Keeping it real: Potential re-enactors can save some money by purchasing a starter kit, which includes a hat, pants, shirt and jacket.
"It all depends on what you want," said Erin Ratliff, an associate in the mail-order department for Regimental Quartermaster.
For a basic recruit package, the uniforms start at $239.50, he said.
The uniforms in that package are more authentic and handmade by the company's seamstresses, Ratliff said.
Some customers care very much about authenticity, and others aren't as concerned, he said.
"It all depends how far into it they want to go," Ratliff said.

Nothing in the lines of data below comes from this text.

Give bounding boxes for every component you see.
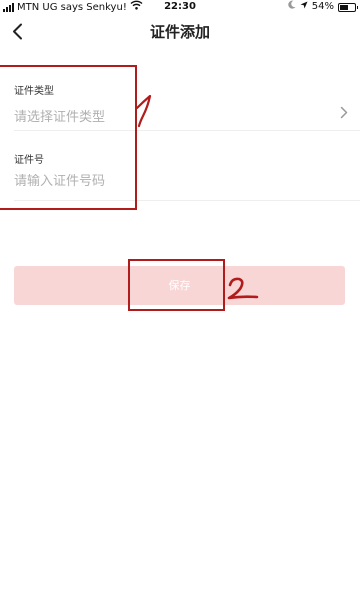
doc-type-select[interactable]: 请选择证件类型	[14, 106, 105, 125]
save-button[interactable]: 保存	[14, 266, 345, 305]
doc-type-label: 证件类型	[14, 86, 54, 97]
status-bar: MTN UG says Senkyu! 22:30 54%	[0, 0, 360, 14]
screen: MTN UG says Senkyu! 22:30 54% 证件添加 证件类型 …	[0, 0, 360, 600]
chevron-left-icon	[12, 23, 23, 44]
status-right: 54%	[288, 0, 358, 14]
doc-number-input[interactable]	[14, 174, 274, 189]
location-arrow-icon	[300, 0, 308, 14]
moon-icon	[288, 0, 296, 14]
chevron-right-icon[interactable]	[340, 104, 348, 123]
page-title: 证件添加	[149, 23, 210, 41]
battery-icon	[338, 2, 358, 12]
doc-type-row[interactable]: 证件类型 请选择证件类型	[14, 66, 360, 131]
document-form: 证件类型 请选择证件类型	[0, 66, 360, 131]
back-button[interactable]	[4, 18, 30, 48]
nav-bar: 证件添加	[0, 14, 360, 52]
battery-fill	[340, 4, 348, 10]
battery-percent: 54%	[311, 1, 334, 12]
doc-number-label: 证件号	[14, 155, 44, 166]
doc-number-row: 证件号	[14, 140, 360, 201]
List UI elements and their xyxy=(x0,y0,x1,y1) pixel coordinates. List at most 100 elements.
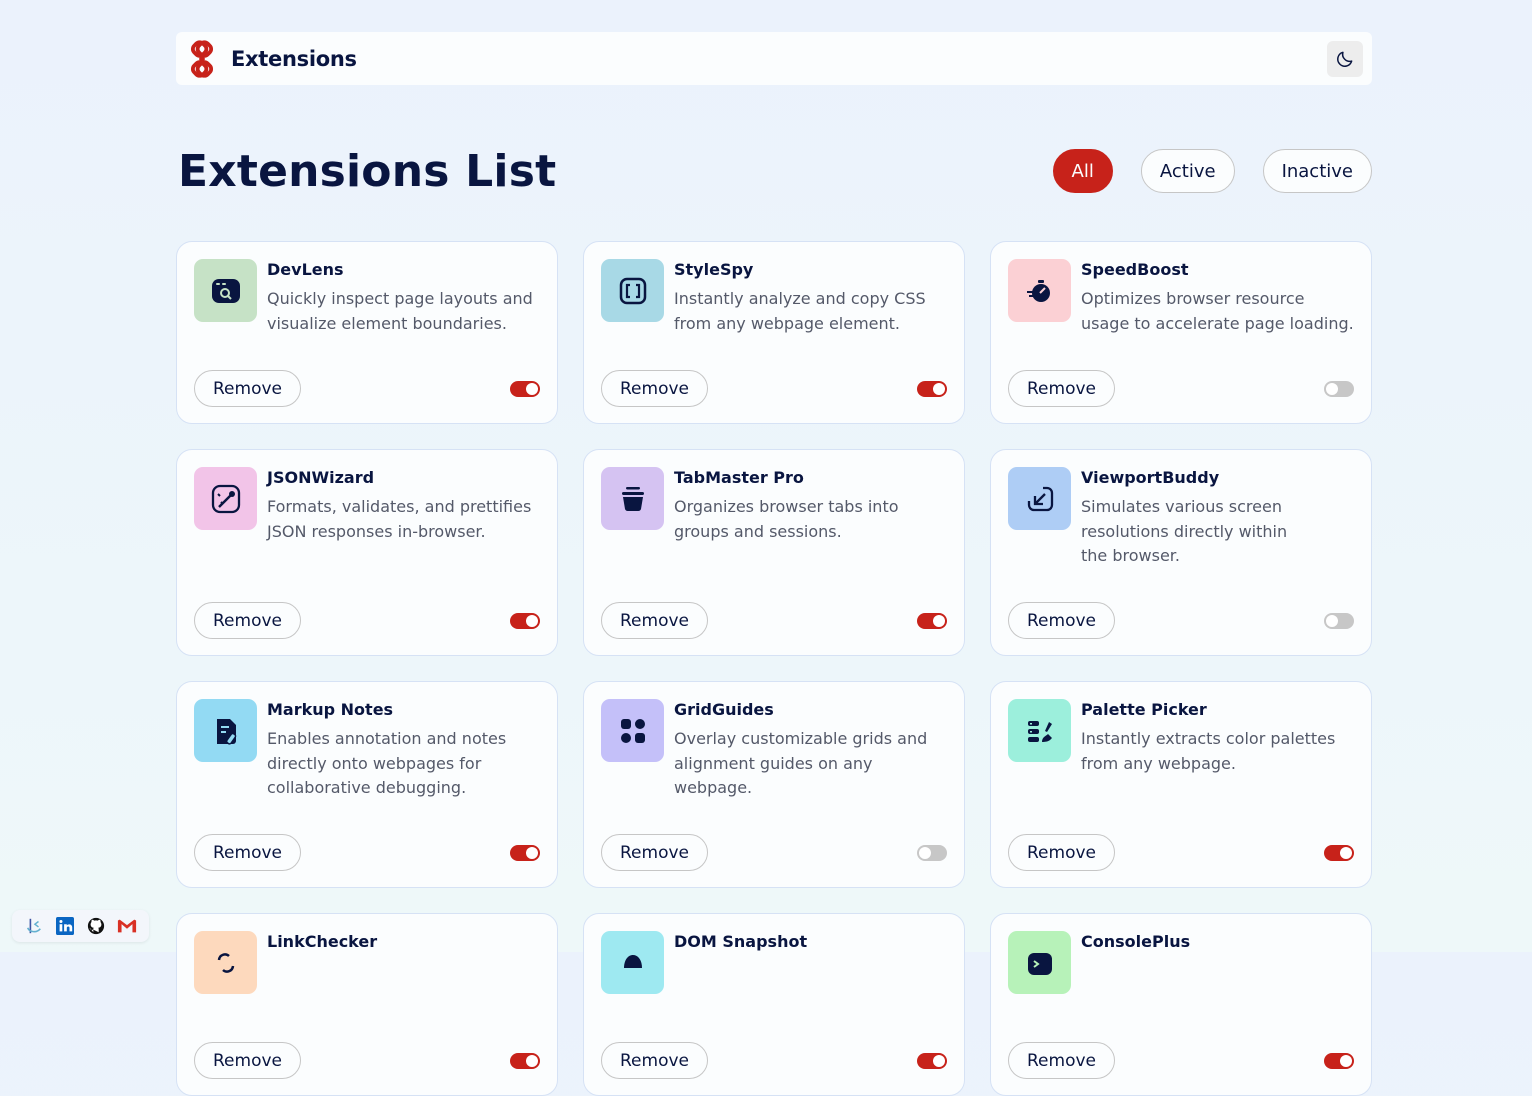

But sometimes used is best. Zach Bleacher, first sergeant of Company K, said some re-enactors getting out of the hobby sell their gear, which means huge savings.
As in a real military unit, re-enactors start out as grunts when they join a regiment and can be promoted to an officer position, so a private's uniform is all that's needed to start out, he said.
Like most other products, better quality costs more, as do officers' uniforms.
"It all depends in what you're looking for and how authentic you want to be," Bleacher said.
Buyers beware: Buyers should be leery of some uniforms and equipment, especially those made in places like Pakistan and China, Palese said.
While the lower cost may be attractive, buyers have been known to have problems returning products to sellers, she said.
The best bet, Bleacher said, is to purchase items that are handmade with an eye on the details.
The Gettysburg Sutler sells such items, and its employees do research to make sure what they sell is true to the period, Palese said.
Some re-enactors, who are dubbed "stitch counters," count stitches to make sure that the correct number of stitches were used, for example, to sew a button to a jacket, Palese said.
Others keep a keen eye on the weave and dye pattern of clothing to make sure both are correct to the unit they are portraying, Bleacher said.
But, for the most part, re-enactors live by a five-to-six rule, Palese said.
"If at five to six feet it looks correct, we go with it," she said.
The average person won't notice if a re-enactor's uniform isn't truly authentic, Palese said, adding that modern innovations, such as nylon, are woven into some wool clothing. That prolongs the life of an article of clothing.
Under the stars: Re-enactors get into the hobby out of a love of history and a desire to teach others about what it was like to live during and fight in the war between the states.
But some are hardcore, Wolgemuth said. While most re-enactors take comfort in sleeping in a tent during encampments, others opt to sleep under the stars as most soldiers did during the war.
The details of an encampment go even further than not using a tent. Some re-enactors use beeswax candles, like ones used in the 1860s. But that will set a re-enactor back between $3 to $5 per candle.
A cheaper alternative is to use candles that are period correct, minus the beeswax, for about 50 cents each, Palese said.
"It's supposed to be fun. The average person can't tell the difference," Wolgemuth said. "If we were really true to the time, we would all have dysentery. We would all be covered in lice."